How Japan’s newest yen note came from the Nepali mountains

Banks across Japan began stocking their ATMs on Wednesday with shiny new yen notes sourced from an unlikely location – vibrant yellow flowering paperbush shrubs that grow on craggy Himalayan mountains in Nepal.

Before entering the wallets of Japanese consumers, the yen notes had a long, complex journey involving months of labor and transport by land and air across thousands of kilometers.

And this process has offered a potential new source of income to communities in one of the world’s poorest countries, by providing cash for one of its richest.

Though Japan has pushed for more digital payments in recent years, cash still reigns king, and it trails behind other Asian countries like China that have gone almost completely cashless.

“I really think that Nepal contributed to Japan’s economy, as cash is fundamental to the Japanese economy,” said Tadashi Matsubara, president of Kanpou, the company that produces paper for the Japanese government.

“Without Nepal, Japan would not function.”

The yellow flowers of the paperbush shrub seen in Dolakha, Nepal, in December 2023. - Tadashi Matsubara
The yellow flowers of the paperbush shrub seen in Dolakha, Nepal, in December 2023. - Tadashi Matsubara

The long journey

The path from shrub to bill begins at the foot of the Himalayas in Nepal, near towns that have long been famous not for their agriculture but as gateways to Mount Everest.

Here, every spring, hillsides erupt in yellow – the flowers of the mitsumata plant, also known as argeli or paperbush, native to the Himalayan range.
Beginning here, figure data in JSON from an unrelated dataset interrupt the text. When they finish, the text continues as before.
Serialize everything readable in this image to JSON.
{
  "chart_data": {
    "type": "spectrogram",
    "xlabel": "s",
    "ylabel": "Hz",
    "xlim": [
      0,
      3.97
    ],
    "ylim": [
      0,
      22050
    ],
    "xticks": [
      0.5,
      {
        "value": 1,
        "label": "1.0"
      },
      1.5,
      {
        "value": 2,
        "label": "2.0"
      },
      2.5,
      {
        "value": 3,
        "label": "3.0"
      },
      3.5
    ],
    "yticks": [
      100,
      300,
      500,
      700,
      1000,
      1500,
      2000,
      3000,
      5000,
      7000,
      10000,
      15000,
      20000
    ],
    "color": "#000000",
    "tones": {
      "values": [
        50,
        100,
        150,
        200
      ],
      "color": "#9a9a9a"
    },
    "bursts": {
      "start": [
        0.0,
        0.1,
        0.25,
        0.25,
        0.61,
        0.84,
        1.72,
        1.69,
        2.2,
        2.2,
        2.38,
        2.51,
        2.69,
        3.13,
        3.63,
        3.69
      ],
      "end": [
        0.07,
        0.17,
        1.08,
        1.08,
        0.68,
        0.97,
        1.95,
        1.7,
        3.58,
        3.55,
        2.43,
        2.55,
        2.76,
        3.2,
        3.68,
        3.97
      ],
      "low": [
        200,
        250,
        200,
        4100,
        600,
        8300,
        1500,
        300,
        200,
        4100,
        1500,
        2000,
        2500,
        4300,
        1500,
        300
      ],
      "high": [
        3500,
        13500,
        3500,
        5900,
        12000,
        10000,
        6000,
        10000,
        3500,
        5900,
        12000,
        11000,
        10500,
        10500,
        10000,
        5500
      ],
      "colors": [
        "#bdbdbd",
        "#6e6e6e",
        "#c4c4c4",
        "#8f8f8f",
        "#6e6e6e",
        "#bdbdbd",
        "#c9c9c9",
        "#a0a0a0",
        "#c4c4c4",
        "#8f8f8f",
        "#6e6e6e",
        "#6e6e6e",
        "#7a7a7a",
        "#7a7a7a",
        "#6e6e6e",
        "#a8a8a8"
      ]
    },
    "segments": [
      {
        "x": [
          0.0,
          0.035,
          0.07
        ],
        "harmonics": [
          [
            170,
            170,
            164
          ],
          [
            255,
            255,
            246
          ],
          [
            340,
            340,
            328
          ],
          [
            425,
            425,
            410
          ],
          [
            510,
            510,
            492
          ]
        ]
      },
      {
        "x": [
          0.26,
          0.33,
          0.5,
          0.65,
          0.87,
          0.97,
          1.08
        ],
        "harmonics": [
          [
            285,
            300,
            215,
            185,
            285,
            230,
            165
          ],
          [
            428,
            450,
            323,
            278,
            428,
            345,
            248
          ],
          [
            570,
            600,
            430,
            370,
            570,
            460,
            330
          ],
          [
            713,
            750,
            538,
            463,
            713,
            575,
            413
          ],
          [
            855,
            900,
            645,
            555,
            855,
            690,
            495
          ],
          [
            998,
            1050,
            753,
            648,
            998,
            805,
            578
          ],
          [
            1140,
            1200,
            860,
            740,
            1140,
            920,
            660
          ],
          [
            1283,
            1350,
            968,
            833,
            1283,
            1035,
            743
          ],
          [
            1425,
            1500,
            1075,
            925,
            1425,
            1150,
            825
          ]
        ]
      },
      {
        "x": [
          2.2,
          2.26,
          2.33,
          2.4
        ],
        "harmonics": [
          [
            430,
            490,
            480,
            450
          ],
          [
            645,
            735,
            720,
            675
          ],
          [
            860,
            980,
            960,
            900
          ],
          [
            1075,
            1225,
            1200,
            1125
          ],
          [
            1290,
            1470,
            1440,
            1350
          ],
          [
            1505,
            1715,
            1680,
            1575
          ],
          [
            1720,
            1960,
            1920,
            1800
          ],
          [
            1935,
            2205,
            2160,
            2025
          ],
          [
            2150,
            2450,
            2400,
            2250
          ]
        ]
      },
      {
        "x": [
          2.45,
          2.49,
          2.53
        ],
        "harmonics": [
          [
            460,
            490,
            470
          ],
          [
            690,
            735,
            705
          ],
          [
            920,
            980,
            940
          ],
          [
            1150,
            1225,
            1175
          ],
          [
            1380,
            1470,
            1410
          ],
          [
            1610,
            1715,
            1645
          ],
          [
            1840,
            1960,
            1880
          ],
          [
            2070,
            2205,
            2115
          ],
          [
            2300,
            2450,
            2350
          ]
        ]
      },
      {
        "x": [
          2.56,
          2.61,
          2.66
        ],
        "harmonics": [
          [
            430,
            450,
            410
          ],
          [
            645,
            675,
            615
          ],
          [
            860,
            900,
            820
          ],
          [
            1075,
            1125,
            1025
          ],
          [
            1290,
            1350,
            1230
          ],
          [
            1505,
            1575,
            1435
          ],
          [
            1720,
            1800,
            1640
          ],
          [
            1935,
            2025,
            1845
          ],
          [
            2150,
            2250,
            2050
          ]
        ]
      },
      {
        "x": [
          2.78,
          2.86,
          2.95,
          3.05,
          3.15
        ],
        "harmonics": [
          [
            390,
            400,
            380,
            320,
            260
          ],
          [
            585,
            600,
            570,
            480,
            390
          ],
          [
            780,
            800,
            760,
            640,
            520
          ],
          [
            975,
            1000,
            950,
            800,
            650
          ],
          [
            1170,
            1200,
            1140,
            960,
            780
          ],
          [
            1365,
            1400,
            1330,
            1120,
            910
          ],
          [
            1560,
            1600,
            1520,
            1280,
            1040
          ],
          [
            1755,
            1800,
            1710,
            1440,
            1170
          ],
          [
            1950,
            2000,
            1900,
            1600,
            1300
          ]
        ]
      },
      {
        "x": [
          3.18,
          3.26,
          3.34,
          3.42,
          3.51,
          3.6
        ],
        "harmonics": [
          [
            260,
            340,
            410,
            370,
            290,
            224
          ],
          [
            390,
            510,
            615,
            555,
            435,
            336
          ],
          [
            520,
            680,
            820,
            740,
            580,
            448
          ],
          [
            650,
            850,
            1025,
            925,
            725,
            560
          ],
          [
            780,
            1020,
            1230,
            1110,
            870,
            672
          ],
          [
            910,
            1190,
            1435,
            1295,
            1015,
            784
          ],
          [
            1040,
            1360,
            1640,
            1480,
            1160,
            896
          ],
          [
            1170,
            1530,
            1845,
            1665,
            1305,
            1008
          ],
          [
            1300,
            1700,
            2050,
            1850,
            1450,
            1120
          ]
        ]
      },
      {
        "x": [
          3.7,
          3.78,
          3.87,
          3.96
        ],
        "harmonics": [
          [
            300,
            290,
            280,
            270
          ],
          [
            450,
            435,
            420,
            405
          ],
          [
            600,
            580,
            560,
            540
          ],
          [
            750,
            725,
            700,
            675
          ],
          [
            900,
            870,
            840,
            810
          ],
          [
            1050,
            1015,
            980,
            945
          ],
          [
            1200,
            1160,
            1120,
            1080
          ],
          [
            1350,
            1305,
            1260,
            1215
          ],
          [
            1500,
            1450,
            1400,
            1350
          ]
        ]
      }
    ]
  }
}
Its bark has long, strong fibers that are perfect for making thin yet durable paper, according to the Kantou website.

It used to be grown domestically in Japan, but production has been slowly dwindling for years, said Matsubara. It’s hard work tied to the countryside, and people are increasingly moving from rural areas to big cities like Tokyo in search of jobs – leaving shrinking villages and dying industries.

“The current reality is that the number of farmers who produce paperbush is becoming smaller and smaller,” Matsubara said.

The diminishing rural population, worsened by Japan’s demographic crisis as birth rates plummet, also mean “there are no heirs, there are no inheritors” to paperbush farms, he added.

That’s where the Nepali supply chain came in.

Farmers processing the paperbush bark in Kathmandu, Nepal, in 2023. - Tadashi Matsubara
Farmers processing the paperbush bark in Kathmandu, Nepal, in 2023. - Tadashi Matsubara

Kanpou first went to Nepal through a charity program in the 1990s to help farmers dig wells – and once there, discovered paperbush growing on mountains as far as the eye could see. They began teaching farmers to cultivate the crop, initially only produced and exported in small quantities.

But as the shortage of Japanese paperbush became evident in the following years, Kanpou and the Nepali farmers ramped up production until they became the main source of the yen bill.